Abstract Writing Guide

What is an abstract?

An abstract is your chance to “sell” your work to a reader, conference, or journal. Think of your abstract as a micro-paper. It’s a short (250-500 word) piece to summarise your project and convey the core findings and why they are valuable.

This guide breaks down the features of a strong abstract to help you get your work out there.

1) Demonstrate a need

What was the point of your work? What problem were you solving? Without a need, why is your work worth listening to? Committing a few lines to outline the problem you were trying to solve is a good way to set the readers expectation and provide some context.

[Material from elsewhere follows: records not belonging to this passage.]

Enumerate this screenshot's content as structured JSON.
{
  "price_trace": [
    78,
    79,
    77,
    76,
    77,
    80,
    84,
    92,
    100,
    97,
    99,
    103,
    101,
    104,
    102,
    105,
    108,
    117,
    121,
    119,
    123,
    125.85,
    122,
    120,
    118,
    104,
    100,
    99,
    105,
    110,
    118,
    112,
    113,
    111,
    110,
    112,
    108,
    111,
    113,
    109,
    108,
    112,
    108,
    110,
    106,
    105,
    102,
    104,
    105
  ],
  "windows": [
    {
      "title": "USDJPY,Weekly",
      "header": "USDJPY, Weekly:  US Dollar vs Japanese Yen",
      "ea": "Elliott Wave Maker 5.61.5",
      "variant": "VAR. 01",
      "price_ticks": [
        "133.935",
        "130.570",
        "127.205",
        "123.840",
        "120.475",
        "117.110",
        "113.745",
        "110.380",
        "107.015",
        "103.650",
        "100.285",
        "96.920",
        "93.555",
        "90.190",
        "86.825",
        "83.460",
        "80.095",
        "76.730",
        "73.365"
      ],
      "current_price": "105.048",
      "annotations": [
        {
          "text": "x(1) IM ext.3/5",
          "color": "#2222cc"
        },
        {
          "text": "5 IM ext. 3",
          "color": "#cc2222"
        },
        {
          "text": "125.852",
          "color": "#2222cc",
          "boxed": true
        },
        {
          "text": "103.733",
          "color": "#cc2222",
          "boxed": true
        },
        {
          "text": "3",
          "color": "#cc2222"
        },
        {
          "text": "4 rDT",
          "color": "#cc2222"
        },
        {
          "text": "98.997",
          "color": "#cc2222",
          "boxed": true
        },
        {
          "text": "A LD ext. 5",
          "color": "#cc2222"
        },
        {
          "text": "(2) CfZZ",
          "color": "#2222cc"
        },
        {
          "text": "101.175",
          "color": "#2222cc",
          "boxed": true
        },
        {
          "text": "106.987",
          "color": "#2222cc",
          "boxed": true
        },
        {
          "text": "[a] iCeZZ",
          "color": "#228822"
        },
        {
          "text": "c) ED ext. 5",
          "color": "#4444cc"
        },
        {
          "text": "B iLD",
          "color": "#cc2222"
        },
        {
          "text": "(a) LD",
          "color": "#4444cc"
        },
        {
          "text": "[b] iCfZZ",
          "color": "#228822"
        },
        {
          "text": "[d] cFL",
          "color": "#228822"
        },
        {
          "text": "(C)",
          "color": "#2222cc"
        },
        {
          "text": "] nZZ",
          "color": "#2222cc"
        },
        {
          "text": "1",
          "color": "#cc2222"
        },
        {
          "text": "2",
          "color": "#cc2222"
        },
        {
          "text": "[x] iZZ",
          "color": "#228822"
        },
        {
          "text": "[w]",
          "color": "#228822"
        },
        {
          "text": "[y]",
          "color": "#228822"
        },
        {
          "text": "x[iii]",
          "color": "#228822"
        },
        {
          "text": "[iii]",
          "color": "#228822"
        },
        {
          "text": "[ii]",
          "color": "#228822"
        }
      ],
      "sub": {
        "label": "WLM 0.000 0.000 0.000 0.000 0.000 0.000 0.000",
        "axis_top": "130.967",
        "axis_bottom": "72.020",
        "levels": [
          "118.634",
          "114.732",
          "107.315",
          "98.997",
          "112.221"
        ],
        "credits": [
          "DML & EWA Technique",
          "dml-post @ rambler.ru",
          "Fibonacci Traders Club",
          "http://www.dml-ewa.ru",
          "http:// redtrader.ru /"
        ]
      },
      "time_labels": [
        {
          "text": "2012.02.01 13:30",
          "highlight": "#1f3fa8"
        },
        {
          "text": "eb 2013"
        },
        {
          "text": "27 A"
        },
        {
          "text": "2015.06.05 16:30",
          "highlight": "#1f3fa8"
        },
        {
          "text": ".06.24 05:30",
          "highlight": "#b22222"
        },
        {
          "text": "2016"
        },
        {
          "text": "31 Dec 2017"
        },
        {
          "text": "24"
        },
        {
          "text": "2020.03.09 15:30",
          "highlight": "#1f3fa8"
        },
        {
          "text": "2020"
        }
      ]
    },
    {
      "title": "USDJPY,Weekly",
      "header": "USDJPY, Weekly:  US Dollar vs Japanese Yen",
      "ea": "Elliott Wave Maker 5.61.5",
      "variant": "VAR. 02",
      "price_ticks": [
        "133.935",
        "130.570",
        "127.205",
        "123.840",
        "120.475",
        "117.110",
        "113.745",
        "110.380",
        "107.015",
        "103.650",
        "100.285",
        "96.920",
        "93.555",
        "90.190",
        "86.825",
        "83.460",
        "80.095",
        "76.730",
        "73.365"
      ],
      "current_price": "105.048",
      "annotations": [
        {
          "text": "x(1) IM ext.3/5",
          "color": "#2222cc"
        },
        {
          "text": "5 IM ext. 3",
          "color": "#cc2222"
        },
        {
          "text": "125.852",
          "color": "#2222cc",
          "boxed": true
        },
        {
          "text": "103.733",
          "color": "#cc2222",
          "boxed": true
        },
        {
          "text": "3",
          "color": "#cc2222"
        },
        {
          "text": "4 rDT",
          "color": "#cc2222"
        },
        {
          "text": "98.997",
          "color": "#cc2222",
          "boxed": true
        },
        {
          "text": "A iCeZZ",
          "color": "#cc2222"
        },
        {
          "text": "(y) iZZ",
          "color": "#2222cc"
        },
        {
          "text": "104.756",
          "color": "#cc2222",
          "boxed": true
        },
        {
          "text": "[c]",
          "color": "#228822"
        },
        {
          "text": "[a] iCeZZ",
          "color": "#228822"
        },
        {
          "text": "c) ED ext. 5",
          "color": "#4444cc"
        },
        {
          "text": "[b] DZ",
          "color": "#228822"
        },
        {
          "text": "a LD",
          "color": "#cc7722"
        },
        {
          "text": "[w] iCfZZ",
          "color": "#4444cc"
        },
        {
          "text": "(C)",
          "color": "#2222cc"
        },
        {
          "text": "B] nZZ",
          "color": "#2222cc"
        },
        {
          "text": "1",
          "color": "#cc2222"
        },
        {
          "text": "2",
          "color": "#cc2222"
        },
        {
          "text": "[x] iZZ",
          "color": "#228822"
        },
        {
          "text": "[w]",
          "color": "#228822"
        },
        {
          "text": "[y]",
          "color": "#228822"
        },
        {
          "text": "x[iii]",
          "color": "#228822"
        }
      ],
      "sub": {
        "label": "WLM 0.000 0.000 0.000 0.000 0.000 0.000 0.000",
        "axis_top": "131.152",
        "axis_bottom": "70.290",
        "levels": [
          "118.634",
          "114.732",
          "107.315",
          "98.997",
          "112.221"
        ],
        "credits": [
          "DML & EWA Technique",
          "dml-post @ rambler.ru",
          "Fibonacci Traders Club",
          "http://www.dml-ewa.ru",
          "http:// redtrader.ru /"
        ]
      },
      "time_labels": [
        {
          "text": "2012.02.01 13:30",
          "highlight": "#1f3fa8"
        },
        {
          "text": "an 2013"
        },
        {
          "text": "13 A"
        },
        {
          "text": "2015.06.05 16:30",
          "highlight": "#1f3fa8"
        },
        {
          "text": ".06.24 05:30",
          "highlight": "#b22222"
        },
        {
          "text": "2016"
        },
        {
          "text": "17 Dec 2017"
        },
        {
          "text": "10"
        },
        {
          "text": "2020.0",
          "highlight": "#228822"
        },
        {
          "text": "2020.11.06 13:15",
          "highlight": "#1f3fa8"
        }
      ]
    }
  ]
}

2) How did you investigate it?

What was your method? Did you run an audit? Was this a survey? Was it prospective? Was it retrospective? What did you do to answer the research question you developed in point 1).

3) What did you find?

Did you solve a problem? Have you answered a question? Maybe you’ve repeated results someone else has also shown - tell us what you’ve found early on! Including core results in your abstract makes it far more compelling than implying that you may have some results or trying to lure the reader to read more - they won’t. Give us the facts up front and a sneak peak at your findings.

4) Why did this matter?

Try to provide the reader with some context. Why are your results useful or important? Just listing results can mean their value and meaning can be lost in an abstract - explain them. They don’t have to be totally unique, findings that support or refute other pieces of work can be just as valuable as novel information. Try to explain what change or development could lead on from this work.

Example

This is a totally fictional abstract of no academic value, purely to demonstrate the points above.

Title: The costa effect: does on-site barista coffee improve patient safety?

Keywords: patient safety, caffeine, human factors

Authors: R Nero, K Costa, M Starbuck

Introduction/Objectives

Adequate caffeine intake is a core variable in the adequate performance of hospital teams. Despite clear guidance that no patients should be seen prior to clinician coffee administration, cases of poorly caffeinated clinicians are commonplace, and likely to impact patient safety. We seek to evaluate whether clinician caffeination is affected by workplace setting.

Methods

An anonymous survey was sent to all OMFS clinicians working across an imaginary region. Ethical approval was granted by the trust ethics board. Data collected included grade of clinician, hospital type (DGH vs teaching hospital vs primary care), frequency of caffeinated beverage consumption, and data was separately acquired by freedom of information request for number of patient safety incidence per annum. All data was processed using SPSS and statistical tests were performed with a confidence level set at 5% (p<0.05).

Results

The survey was distributed to 300 trainees, 129 responded (43%). Of those who responded, most worked in a Teaching Hospital setting (n=86, 66%) . The mean number of caffeinated beverage consumed per day was 3.05. Those who worked in teaching hospitals were more likely to consume more coffee (OR 1.2 1.1-3.3, p=0.02). The rate of never events at hospitals with a coffee consumption rate <2 cups per day was significantly higher (p=0.001) than in hospitals where clinicians drank >3 cups.

Conclusion

Clinicians working in teaching hospitals on average consumed more coffee than their counterparts in district hospitals. This may reflect an increased availability of coffee in these units. Patient safety may be compromised in decaffeinated units, as demonstrated by a significantly higher rate of “never event”. Further work should evaluate the effect of quality coffee availability on the incidence of patient safety incidents and clinician satisfaction.